The sensations subsided as I listened to the household’s noises. I heard Clementina tell Margaret to feed Henry with a bottle. Then she called that she was going to the doctor’s to request another wet nurse. The front door slammed shut; a bit later, the pattering of hooves and rolling of wheels indicated her departure by carriage. Someone climbed the stairs to the attic story, and Albert entered my room, hot and dusty in his traveling clothes.
“If you have no place to go,” he said, holding out a card to where I lay, his face awkward.
I accepted it. “Burnham Imports, Incorporated, 8xx Chestnut Street, Philadelphia, Penna.,” it read.
“Best to call before ten or after four.” He gave a tight-lipped smile. “I’ll have more time to attend to you.”

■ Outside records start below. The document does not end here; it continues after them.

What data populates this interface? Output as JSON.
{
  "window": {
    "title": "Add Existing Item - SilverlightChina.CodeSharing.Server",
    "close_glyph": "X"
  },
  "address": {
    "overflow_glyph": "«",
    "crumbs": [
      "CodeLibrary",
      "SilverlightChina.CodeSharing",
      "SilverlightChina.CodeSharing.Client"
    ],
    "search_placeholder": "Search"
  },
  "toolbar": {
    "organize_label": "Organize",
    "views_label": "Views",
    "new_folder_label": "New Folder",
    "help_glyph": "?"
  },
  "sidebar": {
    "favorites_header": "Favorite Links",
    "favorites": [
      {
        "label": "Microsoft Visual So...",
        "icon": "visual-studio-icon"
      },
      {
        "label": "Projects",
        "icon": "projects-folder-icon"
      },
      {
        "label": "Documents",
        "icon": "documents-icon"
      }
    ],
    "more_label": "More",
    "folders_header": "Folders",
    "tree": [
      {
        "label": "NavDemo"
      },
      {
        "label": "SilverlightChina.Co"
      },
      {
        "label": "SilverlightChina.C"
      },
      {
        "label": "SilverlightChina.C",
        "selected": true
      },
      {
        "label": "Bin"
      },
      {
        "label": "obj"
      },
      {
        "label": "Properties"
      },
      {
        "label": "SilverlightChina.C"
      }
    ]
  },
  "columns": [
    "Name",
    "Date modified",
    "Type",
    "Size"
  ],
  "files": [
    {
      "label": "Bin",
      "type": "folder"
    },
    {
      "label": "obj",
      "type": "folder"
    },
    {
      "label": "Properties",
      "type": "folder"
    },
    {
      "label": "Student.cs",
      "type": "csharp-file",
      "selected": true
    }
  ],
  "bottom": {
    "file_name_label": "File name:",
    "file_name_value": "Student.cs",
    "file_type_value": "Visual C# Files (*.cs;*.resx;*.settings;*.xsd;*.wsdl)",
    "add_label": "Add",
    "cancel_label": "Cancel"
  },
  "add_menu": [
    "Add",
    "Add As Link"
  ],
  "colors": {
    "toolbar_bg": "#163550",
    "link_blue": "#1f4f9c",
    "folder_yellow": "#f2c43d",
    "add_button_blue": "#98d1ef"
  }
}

I thanked him and sat up, putting the card into my skirt pocket; he gave a slight bow and returned down the stairs. At least I have a last resort, I thought. Perhaps even a friend.
I finished packing and left that spacious attic room, descending with my valise to the nursery, where Henry lay drowsy in his crib. He began to make sucking motions when I entered, but I dared not nurse him. Leaning close, I whispered that I was sorry to have drugged him and kissed his plump cheeks repeatedly. He opened his brown eyes wide, startled at my passion. I picked up the bottle of laudanum from the floor and tucked it into my valise—since I’d paid dearly for it. Then I descended to the kitchen, expecting a final parting with Margaret and Miss Baker.
Instead, they gave me one more sheltered night.
Which brings me to this moment. The sky is dark. I’ll use the outhouse, and pump some water at the well to drink and wash in. I’ll dry off with the blanket Margaret gave me, assemble my hair, put on clean clothes, and sleep on my valise rather than getting mussed by filth from the floor—so that, in my efforts to reclaim my Lotte tomorrow, my appearance won’t be so unkempt as to bar me from succor.